The film is, above all else, a refreshing change of pace from the usual, comic-book superhero fodder. It's melancholy and introspective—about the central character and, in an indirect way, the state of comic-book movies in general.

The screenplay by Scott Frank, director James Mangold (his second go at a self-contained story about this character, after a previous, tedious effort), and Michael Green hasn't simply made the character physically vulnerable. It also has made a slight adjustment to Logan's personality. He was, of course, noteworthy for his antisocial, misanthropic, and cynical view of the world. Logan still possesses those qualities here, but he even seems tired of that attitude. That's the way he has lived his entire life, and look at him now. Charles can see the consequences, calling his former student a disappointment. Logan is too exhausted after a life filled with death, regret, and loss to comprehend his own part in that misery.

The plot is minimal, although even it continues the film's concept of looking a bit deeper into this character. The story here revolves around two variations of Logan—one serving as his greatest threat and the other presenting him with a chance at redemption.

The latter is a young girl named Laura (Dafne Keen), who was created in a laboratory by a company trying to manufacture mutants to serve as soldiers. She, along with a few other mutants, escaped the facility, and now she needs to get to a place called Eden in North Dakota, so that the children can be smuggled to a safe haven in Canada. As it turns out, Laura has Logan's healing abilities, and she also has retractable blades that come out of her knuckles—and, in an improvement, her feet. Logan is convinced this Eden is simply a fantasy, created by the naïve minds of people who have bought into the B.S. adventures from the X-Men comic books.

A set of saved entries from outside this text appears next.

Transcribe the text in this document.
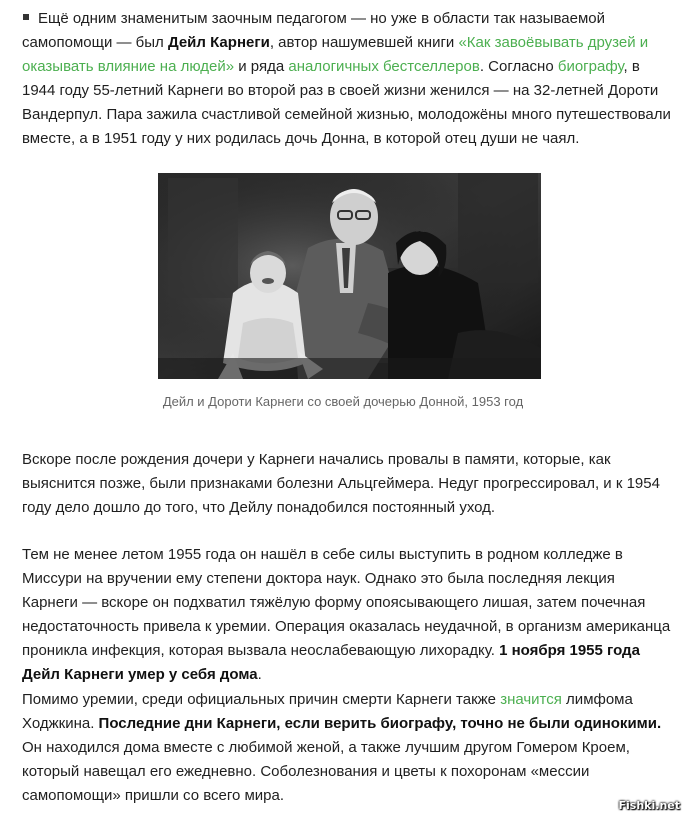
Ещё одним знаменитым заочным педагогом — но уже в области так называемой самопомощи — был Дейл Карнеги, автор нашумевшей книги «Как завоёвывать друзей и оказывать влияние на людей» и ряда аналогичных бестселлеров. Согласно биографу, в 1944 году 55-летний Карнеги во второй раз в своей жизни женился — на 32-летней Дороти Вандерпул. Пара зажила счастливой семейной жизнью, молодожёны много путешествовали вместе, а в 1951 году у них родилась дочь Донна, в которой отец души не чаял.

Дейл и Дороти Карнеги со своей дочерью Донной, 1953 год

Вскоре после рождения дочери у Карнеги начались провалы в памяти, которые, как выяснится позже, были признаками болезни Альцгеймера. Недуг прогрессировал, и к 1954 году дело дошло до того, что Дейлу понадобился постоянный уход.

Тем не менее летом 1955 года он нашёл в себе силы выступить в родном колледже в Миссури на вручении ему степени доктора наук. Однако это была последняя лекция Карнеги — вскоре он подхватил тяжёлую форму опоясывающего лишая, затем почечная недостаточность привела к уремии. Операция оказалась неудачной, в организм американца проникла инфекция, которая вызвала неослабевающую лихорадку. 1 ноября 1955 года Дейл Карнеги умер у себя дома.

Помимо уремии, среди официальных причин смерти Карнеги также значится лимфома Ходжкина. Последние дни Карнеги, если верить биографу, точно не были одинокими. Он находился дома вместе с любимой женой, а также лучшим другом Гомером Кроем, который навещал его ежедневно. Соболезнования и цветы к похоронам «мессии самопомощи» пришли со всего мира.

Fishki.net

The villains come from the mutant-manufacturing company: a team of enhanced mercenaries led by Pierce (Boyd Holbrook), the facility's top scientist (Richard E. Grant), and, later, a clone of Logan that has been engineered as a rage-filled killing machine. They want to kill the young, escaped mutants, because the Logan clone has made them unnecessary. It is a perfect weapon—without the pesky conscience that ruined the program involving the children.

Yes, the film is pretty overt in its statement that Logan's greatest enemy is and always has been himself. It's not just a plot-driven gimmick, though. The screenplay's focus is on these relationships. It's about the shared grief of Logan and Charles, who have seen too much suffering over the course of their lives to feel like a part of this world anymore (There's a touching moment in which Charles, always the optimist about humanity, admits that he is finally empathetic of Logan's need to isolate himself from people). It's about the potential hope that Laura represents, as well as how Logan reacts to the idea with skepticism and even resentment.

In other words, the film represents what can be possible when filmmakers take the characters and the worlds of comic books seriously. There's still plenty of room for action—brutal, bloody, and gruesome action that actually recognizes the damage that Logan's blades can do to a body. It's not the film's focus, though, and it's never the generic spectacle that has come to define contemporary superhero fare. Logan is first and foremost a character piece—a sad and remorseful study of superheroes who are too human to think of themselves as heroes anymore.